“Andra! Andra! Andra!”
Beberapa kali Lam memanggil Andra yang termenung sejak tadi. Bahkan, Lam dan Eunsu menghampiri Andra yang kedapatan senyum-senyum sendiri dengan tatapan kosong. Hal itu membuat Lam sedikit cemas.
“Woi kadal! Eling!” sentak Lam.
Akan tetapi teriakannya tak mengusik Andra sekalipun. Oleh sebab itu Lam memilih untuk membiarkannya saja. Sementara Lam mengajak Eunsu pergi dari meja makan.
“Ayok pergi, biarkan saja dia begitu,” ajak Lam.
Eunsu menahan tawa lalu mengangguk, dia mengikuti Lam beranjak dari meja makan setelah sarapannya selesai.
“Paman, Eunsu cari Nenek dulu, biar mejanya dirapikan,” tutur Eunsu.
Lam pun menyetujuinya dengan mengangguk pelan, lalu berkata, ”Oh iya, jika nenekmu mau makan, masak lagi saja, maaf makanannya habis.”
“Masih ada sepotong ayam goreng dan tahu-tempe, sepertinya itu lebih dari cukup,” sahut Eunsu.
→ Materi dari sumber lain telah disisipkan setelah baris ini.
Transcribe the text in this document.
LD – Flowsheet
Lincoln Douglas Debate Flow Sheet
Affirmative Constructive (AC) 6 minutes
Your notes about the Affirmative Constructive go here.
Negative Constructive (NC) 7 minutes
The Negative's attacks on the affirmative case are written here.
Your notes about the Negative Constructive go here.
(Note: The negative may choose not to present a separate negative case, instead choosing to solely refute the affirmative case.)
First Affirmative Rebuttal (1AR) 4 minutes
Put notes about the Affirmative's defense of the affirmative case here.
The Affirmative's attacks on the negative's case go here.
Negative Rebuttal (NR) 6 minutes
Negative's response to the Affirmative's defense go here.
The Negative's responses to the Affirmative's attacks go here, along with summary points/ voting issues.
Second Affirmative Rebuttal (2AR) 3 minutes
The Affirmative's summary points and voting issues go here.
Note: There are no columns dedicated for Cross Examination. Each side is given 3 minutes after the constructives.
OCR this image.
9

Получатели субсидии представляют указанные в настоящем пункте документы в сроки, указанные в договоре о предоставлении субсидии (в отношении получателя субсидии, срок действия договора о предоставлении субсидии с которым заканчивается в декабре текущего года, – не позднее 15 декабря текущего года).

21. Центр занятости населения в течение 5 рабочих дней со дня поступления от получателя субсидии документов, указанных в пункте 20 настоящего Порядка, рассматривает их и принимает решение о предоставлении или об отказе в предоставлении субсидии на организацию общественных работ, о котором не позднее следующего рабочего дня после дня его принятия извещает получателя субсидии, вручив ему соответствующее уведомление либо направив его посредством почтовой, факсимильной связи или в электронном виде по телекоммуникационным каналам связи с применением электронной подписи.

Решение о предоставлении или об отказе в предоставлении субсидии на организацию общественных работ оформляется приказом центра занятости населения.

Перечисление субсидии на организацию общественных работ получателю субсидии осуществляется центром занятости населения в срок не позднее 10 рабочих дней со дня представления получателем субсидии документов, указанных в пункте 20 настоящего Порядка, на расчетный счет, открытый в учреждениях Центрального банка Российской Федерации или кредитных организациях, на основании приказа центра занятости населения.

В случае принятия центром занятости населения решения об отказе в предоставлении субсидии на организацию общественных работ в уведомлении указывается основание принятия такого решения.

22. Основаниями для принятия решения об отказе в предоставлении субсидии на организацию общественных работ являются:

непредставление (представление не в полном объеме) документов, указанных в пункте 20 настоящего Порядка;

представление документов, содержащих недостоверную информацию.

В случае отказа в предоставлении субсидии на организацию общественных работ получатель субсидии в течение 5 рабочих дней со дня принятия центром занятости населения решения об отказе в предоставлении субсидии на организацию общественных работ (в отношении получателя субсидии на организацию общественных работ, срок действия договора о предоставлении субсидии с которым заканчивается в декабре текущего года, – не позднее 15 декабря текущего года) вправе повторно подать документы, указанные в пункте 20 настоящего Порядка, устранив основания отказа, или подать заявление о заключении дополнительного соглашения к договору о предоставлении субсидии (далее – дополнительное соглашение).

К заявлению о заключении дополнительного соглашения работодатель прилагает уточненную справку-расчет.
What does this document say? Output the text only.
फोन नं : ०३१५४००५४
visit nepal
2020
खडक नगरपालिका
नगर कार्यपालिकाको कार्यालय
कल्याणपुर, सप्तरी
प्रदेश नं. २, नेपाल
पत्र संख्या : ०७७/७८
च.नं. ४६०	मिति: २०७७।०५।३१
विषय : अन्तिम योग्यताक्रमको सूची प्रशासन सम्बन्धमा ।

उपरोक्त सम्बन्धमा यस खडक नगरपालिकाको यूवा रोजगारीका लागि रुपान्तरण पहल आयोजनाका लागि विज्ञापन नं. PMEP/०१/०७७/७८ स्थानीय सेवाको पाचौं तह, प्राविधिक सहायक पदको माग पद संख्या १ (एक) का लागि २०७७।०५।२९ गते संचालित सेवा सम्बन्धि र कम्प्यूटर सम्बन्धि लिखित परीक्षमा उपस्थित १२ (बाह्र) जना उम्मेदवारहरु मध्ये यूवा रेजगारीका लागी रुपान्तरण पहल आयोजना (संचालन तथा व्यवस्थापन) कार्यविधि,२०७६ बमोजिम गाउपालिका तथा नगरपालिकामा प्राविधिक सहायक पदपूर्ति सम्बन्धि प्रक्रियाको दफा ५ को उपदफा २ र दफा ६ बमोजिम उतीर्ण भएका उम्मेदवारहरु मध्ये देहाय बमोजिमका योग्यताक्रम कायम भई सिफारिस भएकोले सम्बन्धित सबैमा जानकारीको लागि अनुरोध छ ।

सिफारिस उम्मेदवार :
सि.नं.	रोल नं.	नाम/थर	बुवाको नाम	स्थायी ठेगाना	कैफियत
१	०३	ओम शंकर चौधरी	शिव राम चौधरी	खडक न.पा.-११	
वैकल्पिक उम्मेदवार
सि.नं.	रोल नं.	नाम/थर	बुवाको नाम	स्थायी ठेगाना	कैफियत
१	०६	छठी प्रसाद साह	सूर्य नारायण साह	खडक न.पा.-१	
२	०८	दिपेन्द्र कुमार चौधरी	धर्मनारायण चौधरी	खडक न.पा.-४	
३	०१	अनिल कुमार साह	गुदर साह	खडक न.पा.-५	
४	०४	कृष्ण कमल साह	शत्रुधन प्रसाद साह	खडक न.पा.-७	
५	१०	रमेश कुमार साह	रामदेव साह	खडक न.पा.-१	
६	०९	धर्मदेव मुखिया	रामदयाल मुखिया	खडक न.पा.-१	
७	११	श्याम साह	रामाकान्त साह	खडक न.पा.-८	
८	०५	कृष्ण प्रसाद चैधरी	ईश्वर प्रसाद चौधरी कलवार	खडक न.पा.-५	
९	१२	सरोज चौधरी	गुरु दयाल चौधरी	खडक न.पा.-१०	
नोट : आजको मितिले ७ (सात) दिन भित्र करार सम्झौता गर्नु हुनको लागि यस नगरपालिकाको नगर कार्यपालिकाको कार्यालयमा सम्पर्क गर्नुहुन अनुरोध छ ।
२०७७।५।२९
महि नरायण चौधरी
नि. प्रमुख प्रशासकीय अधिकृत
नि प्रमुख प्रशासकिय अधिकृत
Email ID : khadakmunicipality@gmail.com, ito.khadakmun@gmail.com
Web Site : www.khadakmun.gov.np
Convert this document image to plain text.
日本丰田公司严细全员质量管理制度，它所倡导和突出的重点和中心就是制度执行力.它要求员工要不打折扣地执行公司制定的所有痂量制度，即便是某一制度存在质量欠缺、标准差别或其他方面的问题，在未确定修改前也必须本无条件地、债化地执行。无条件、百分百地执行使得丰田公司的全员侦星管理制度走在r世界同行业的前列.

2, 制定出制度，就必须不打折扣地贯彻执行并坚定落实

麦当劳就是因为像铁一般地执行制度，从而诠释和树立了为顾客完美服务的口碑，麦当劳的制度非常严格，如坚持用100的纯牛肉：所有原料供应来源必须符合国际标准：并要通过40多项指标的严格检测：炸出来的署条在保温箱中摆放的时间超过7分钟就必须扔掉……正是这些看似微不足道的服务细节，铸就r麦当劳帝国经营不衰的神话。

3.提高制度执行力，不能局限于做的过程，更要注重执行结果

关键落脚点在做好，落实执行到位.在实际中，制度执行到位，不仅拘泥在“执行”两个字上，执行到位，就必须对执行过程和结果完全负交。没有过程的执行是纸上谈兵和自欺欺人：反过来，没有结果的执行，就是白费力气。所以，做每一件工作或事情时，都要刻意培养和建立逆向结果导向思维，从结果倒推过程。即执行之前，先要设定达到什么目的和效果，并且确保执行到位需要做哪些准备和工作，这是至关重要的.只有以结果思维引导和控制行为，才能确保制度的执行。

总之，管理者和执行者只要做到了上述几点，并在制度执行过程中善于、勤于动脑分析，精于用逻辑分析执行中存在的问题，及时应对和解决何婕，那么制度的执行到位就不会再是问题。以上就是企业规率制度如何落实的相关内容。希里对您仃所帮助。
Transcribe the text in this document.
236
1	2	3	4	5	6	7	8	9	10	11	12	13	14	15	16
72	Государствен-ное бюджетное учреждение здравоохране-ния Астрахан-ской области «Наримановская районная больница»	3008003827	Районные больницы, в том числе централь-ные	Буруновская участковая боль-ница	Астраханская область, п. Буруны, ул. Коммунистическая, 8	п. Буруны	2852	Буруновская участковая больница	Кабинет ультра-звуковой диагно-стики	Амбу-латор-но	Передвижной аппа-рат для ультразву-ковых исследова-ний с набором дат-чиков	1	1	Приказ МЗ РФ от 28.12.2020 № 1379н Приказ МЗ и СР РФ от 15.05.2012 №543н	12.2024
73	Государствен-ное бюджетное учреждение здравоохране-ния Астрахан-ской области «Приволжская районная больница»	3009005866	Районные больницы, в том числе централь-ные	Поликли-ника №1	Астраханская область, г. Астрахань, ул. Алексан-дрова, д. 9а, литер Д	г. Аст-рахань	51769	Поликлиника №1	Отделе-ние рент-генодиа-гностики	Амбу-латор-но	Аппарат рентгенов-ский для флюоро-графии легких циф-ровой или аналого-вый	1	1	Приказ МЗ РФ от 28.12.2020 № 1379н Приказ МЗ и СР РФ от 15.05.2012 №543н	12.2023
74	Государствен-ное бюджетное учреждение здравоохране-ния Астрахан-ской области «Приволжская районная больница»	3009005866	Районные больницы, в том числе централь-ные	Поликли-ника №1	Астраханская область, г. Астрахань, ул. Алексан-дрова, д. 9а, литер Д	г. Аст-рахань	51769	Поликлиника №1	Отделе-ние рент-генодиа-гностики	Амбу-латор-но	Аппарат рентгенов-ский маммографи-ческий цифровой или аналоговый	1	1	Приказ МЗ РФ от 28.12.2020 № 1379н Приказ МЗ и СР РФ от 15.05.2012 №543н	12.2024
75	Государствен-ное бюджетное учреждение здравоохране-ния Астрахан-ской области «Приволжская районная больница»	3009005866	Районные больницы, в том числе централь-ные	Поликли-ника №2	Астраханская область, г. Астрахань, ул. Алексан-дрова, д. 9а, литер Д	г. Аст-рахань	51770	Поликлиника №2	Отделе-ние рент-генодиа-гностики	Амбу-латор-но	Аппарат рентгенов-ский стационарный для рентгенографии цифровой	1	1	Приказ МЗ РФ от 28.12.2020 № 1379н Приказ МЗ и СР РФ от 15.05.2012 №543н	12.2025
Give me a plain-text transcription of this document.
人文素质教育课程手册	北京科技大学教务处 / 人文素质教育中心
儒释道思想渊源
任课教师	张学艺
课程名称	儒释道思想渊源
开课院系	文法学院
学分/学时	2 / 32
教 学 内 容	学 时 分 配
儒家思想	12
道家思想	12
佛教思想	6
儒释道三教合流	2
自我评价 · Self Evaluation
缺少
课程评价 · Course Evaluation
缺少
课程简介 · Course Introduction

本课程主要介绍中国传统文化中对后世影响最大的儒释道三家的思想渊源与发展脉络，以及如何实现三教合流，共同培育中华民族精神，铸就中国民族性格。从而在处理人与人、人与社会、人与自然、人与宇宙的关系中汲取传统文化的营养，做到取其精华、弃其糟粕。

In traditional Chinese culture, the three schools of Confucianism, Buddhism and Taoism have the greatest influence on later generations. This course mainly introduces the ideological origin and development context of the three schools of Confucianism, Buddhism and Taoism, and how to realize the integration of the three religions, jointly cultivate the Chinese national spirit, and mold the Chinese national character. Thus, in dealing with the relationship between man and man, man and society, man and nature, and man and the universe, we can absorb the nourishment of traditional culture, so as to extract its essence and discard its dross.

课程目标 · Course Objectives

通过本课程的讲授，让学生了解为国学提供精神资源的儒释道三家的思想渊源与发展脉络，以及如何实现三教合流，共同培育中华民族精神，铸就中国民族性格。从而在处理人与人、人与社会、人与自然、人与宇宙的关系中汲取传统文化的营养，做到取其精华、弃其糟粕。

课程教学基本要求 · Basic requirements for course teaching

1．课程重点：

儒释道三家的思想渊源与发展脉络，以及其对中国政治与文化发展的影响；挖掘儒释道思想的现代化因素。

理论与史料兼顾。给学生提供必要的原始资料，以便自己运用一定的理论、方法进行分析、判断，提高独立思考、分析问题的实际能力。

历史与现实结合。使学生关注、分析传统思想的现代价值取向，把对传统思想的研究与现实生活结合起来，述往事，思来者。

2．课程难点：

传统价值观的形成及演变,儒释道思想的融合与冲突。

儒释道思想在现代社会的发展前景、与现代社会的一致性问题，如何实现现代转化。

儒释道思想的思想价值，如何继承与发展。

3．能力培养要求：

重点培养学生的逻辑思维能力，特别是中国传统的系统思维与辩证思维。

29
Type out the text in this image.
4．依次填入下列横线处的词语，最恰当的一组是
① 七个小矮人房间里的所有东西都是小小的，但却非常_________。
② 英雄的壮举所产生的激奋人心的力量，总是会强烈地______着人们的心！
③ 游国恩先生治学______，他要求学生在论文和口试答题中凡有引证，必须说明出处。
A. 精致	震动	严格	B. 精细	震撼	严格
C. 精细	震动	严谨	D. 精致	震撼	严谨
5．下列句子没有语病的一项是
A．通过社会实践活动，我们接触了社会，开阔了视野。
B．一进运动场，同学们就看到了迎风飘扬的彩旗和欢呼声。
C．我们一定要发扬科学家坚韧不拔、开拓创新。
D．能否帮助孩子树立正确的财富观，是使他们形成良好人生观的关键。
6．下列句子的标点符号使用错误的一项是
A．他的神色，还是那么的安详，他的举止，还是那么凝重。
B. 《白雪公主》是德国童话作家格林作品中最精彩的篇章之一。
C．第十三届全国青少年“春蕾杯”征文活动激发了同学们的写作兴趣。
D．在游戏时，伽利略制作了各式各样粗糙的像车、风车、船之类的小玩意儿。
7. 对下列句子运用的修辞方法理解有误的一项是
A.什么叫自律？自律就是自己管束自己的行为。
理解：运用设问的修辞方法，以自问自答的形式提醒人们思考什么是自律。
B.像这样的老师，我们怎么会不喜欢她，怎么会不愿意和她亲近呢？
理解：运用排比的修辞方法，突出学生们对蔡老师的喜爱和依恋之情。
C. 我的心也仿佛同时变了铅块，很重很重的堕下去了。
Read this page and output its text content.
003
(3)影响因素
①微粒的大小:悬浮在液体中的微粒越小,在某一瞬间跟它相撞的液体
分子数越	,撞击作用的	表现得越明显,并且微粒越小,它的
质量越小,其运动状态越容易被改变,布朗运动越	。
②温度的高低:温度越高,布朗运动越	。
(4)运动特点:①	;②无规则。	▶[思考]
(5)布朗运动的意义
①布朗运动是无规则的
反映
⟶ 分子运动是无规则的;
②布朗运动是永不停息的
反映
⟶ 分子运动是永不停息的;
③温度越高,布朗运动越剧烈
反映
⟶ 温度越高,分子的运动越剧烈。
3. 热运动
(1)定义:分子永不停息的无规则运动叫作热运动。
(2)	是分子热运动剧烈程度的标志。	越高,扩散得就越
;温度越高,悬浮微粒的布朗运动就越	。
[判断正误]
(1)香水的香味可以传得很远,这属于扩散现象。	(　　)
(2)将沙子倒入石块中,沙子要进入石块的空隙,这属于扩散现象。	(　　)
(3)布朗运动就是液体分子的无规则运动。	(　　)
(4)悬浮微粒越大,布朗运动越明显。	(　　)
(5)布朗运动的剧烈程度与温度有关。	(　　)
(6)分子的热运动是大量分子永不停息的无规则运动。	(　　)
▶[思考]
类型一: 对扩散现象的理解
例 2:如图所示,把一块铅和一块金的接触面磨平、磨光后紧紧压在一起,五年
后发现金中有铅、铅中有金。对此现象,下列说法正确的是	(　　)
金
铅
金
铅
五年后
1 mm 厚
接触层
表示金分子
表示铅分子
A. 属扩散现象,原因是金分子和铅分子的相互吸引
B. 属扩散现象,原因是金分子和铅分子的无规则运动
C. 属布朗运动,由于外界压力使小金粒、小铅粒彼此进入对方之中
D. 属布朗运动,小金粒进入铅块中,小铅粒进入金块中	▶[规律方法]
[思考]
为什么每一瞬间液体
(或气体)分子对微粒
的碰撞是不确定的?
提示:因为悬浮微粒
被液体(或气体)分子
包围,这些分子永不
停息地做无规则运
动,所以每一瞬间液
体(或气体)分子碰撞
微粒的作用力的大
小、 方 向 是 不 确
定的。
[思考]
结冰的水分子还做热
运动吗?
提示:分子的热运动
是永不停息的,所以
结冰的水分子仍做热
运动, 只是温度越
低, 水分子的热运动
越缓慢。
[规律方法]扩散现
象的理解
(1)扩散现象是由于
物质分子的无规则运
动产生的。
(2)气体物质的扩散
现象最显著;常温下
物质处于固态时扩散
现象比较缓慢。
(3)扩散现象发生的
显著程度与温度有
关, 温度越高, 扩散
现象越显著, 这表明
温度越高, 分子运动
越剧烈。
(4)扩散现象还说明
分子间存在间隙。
“Baiklah, terserah kalian saja, kalaupun ingin masak yang baru, masak saja jangan sungkan,” titah Lam, “oia, sampaikan juga pada nenekmu, nanti malam tidak datang pun tak apa, sepertinya aku dan Andra akan melakukan pertemuan di luar,” lanjutnya.
“Baik, Paman,” jawab Eunsu.
“Kamu akan mengingatnya, bukan?” Lam mencoba meyakinkannya.
“Tentu saja,” jawab Eunsu dengan yakin seraya tersenyum manis.
“Oke!” pungkas Lam kemudian berbalik badan dan pergi meninggalkan Eunsu.
Percakapan keduanya pun benar-benar tidak mengusik kelakuan Andra, dia masih terhanyut dalam lamunan masa lalu yang sangat indah hingga membuat wajah imutnya bersemu merah.
Masih, senyum manis tersungging dari bibirnya yang merah muda itu. Meskipun dia seorang perokok, tetapi dia merawat diri dengan baik. Banyak yang menyebutnya bak aktor drama Korea, yang terkadang membuatnya besar kepala.
Setelah agak jauh melangkah, Lam menoleh ke arah Andra yang masih dalam keadaan tersebut. Lam berdecih seraya menggeleng, tak habis pikir Andra akan menjadi seperti itu.
“Sepertinya benar, rumah ini berhantu,” gumam Lam.
Jadi, Lam mengira Andra kerasukan. Sebab tingkah Andra begitu membuatnya merinding. Terbersit rasa takut dalam benaknya jika terus-terusan berada di dekat pria yang sudah menempel dengannya sejak lama itu.
Lam larut dalam pikirannya, dia kembali profesional dengan memikirkan pekerjaan kembali. Akan tetapi, Lam masih kebingungan dengan tugasnya kali ini. Ditambah orang yang David bicarakan tak kunjung datang.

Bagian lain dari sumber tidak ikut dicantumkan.